Atelier «Ceintures maraîchères» le 29/08 aux (F)estives de Marlhes

1) Présentation Nous (Jean-Luc et Emmanuel) avons d’abord présenté l’association Relocalisons et ses actions :

Création en 2008, lancement d’un appel à soutien en 2009, sensibilisation sur des marchés, etc.

En Juillet 2010, organisation des 1ères Rencontres de la Relocalisation où plusieurs projets ont été proposés dont une campagne nationale sur les Ceintures maraîchères qui a ensuite été rebaptisée «Ceintures vivrières».

Cette campagne est en préparation et nous avons invité les participants, une bonne quinzaine, à discuter de cette initiative et faire des propositions.

2) Réactions / Discussions

Des situations actuelles de lutte pour préserver des terres vivrières : Certains sont isolés et espèrent un soutien, notamment pour diffuser des tracts pour sur la commune de Legé (44650), pour faire pression sur les politiques. Que les soutiens se fassent connaître !

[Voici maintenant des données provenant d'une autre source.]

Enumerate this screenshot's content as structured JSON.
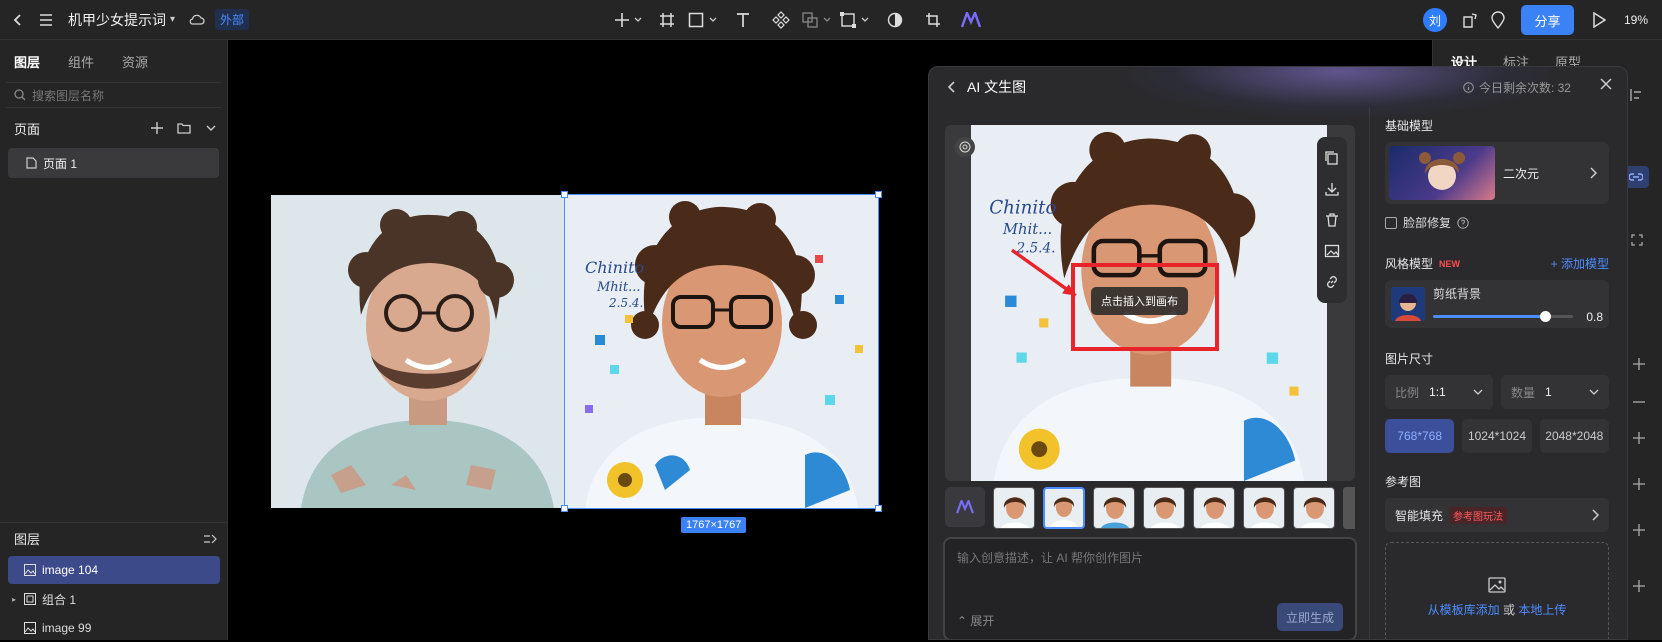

D’autres témoignent d’actions concrètes de résistance, notamment l’initiative de squatter des terres («Ramène ta fourche !») à Notre-Dame des Landes (près de Nantes) avec le soutien de l’association Reclaim the field.

Des propositions :

– au lieu de focaliser uniquement sur les politiques, inciter les agriculteurs à mettre des terres à disposition pour des cultures vivrières;

– inciter les villes qui ont adopté un agenda 21 à s’engager pour le maintien et l’extension des terres vivrières;

– Planter des arbres fruitiers dans les parcs et développer le jardinage (y compris planter sans autorisation) partout dans les villes (toits, parcs, etc);

– Susciter ou soutenir des associations qui permettent à des particuliers possédant un terrain sans jardin de le mettre à disposition pour le jardinage / mutualiser et partager le matériel de jardinage;

– Mener une campagne d’information avec un argumentaire;

– Evoquer le rachat de terre comme le fait « terre de liens » pour y installer des agriculteurs;

– Lister dans chaque région les terres vivrières à défendre;

– S’opposer à l’interdiction de maraîchage dans les nouveaux lotissements;

– S’opposer aux ZAC et à leur extension;

– Promouvoir le jardinage dans les écoles (maternelles, primaires);

L’un des participants a évoqué le cas de Marseille où l’on doit se fournir dans un rayon de 70 km minimum, ça serait trop loin, mais les animateurs soulignent que comparé à l’importation de produits etrangers, il est préférable d’étendre le rayon à la France entière in fine pour certains produits : c’est nettement mieux et la relocalisation ne veut pas dire l’autarcie.

3) Conclusion

Nous convenons de continuer la préparation de cette campagne via la liste de discussion par internet. 14 personnes laissent leur coordonnées dont 12 adresses e-mail (et 9 nouveaux sur cette liste).